The idea of the authors is to replace an exploration of the whole space operated via a single Markov chain (or by parallel chains acting independently which all have to “converge”) with parallel and independent explorations of parts of the space by separate Markov chains. “Small is beautiful”: it takes a shorter while to explore each set of the partition, hence to converge, and, more importantly, each chain can work in parallel to the others. More specifically, given a partition of the space, into sets Ai with posterior weights wi, parallel chains are associated with targets equal to the original target restricted to those Ai‘s. This is therefore an MCMC version of partitioned sampling. With regard to the shortcomings listed in the quote above, the authors consider that there does not need to be a bijection between the partition sets and the chains, in that a chain can move across partitions and thus contribute to several integral evaluations simultaneously. I am a bit worried about this argument since it amounts to getting a random number of simulations within each partition set Ai.
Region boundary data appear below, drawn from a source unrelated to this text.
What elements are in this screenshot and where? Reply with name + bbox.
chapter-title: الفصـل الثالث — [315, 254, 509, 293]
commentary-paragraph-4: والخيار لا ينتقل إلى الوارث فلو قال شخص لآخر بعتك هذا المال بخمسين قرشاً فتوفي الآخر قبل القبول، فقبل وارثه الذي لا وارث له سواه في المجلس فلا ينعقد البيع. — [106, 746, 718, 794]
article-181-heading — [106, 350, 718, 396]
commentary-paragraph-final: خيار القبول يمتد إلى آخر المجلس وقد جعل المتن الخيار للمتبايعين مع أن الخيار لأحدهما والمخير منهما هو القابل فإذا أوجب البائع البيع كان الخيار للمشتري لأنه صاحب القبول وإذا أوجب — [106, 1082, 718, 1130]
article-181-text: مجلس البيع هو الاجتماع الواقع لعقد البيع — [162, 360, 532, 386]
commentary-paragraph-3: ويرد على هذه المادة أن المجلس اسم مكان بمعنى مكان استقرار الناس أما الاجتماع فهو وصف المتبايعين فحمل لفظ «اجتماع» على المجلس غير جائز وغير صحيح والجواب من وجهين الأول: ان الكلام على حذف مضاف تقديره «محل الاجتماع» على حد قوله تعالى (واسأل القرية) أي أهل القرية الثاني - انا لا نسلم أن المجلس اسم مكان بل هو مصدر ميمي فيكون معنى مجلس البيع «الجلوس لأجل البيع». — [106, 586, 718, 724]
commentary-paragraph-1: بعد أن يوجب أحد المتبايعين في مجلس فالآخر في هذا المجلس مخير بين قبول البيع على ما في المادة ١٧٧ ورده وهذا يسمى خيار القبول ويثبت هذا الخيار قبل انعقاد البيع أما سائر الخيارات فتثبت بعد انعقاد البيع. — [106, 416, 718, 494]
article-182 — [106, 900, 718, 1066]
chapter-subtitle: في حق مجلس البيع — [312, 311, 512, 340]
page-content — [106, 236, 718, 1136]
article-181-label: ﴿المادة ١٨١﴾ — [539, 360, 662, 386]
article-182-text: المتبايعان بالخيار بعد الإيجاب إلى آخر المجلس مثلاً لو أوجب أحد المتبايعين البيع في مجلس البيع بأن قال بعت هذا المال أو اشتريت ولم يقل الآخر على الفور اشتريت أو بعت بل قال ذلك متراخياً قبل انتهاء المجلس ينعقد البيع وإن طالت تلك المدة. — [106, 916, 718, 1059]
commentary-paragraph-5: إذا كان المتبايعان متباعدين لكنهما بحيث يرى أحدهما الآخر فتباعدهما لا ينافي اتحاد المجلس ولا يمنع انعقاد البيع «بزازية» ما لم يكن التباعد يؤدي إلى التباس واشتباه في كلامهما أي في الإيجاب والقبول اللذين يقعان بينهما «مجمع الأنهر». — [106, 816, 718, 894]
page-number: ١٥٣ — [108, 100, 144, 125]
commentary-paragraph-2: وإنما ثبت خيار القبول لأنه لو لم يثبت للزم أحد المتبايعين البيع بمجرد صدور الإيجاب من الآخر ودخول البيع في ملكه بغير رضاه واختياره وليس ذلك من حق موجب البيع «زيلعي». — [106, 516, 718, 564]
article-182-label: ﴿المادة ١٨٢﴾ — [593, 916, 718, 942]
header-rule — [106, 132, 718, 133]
In my (maybe biased) perception of partitioned sampling, this sounds somewhat counter-productive, as it increases the variance of the overall estimator. (Of course, not restricting a chain to a given partition set Ai has the incentive of avoiding a possibly massive amount of rejection steps. It is however unclear (a) whether or not it impacts ergodicity (it all depends on the way the chain is constructed, i.e. against which target(s)…) as it could lead to an over-representation of some boundaries and (b) whether or not it improves the overall convergence properties of the chain(s).)

“The approach presented here represents a solution to this problem which can completely remove the waiting times for crossing between modes, leaving only the relatively short within-mode equilibration times.” (p.4)

A more delicate issue with the partitioned MCMC approach (in my opinion!) stands with the partitioning. Indeed, in a complex and high-dimension model, the construction of the appropriate partition is a challenge in itself as we often have no prior idea where the modal areas are. Waiting for a correct exploration of the modes is indeed faster than waiting for crossing between modes, provided all modes are represented and the chain for each partition set Ai has enough energy to explore this set. It actually sounds (slightly?) unlikely that a target with huge gaps between modes will see a considerable improvement from the partioned version when the partition sets Ai are selected on the go, because some of the boundaries between the partition sets may be hard to reach with a off-the-shelf proposal. (Obviously, the second part of the method on the adaptive construction of partitions is yet in the writing and I am looking forward its aXival!)

Furthermore, as noted by Pierre Jacob (of Statisfaction fame!), the adaptive construction of the partition has a lot in common with Wang-Landau schemes. Which goal is to produce a flat histogram proposal from the current exploration of the state space. Connections with Atchadé’s and Liu’s (2010, Statistical Sinica) extension of the original Wang-Landau algorithm could have been spelled out. Esp. as the Voronoï tessellation construct seems quite innovative in this respect.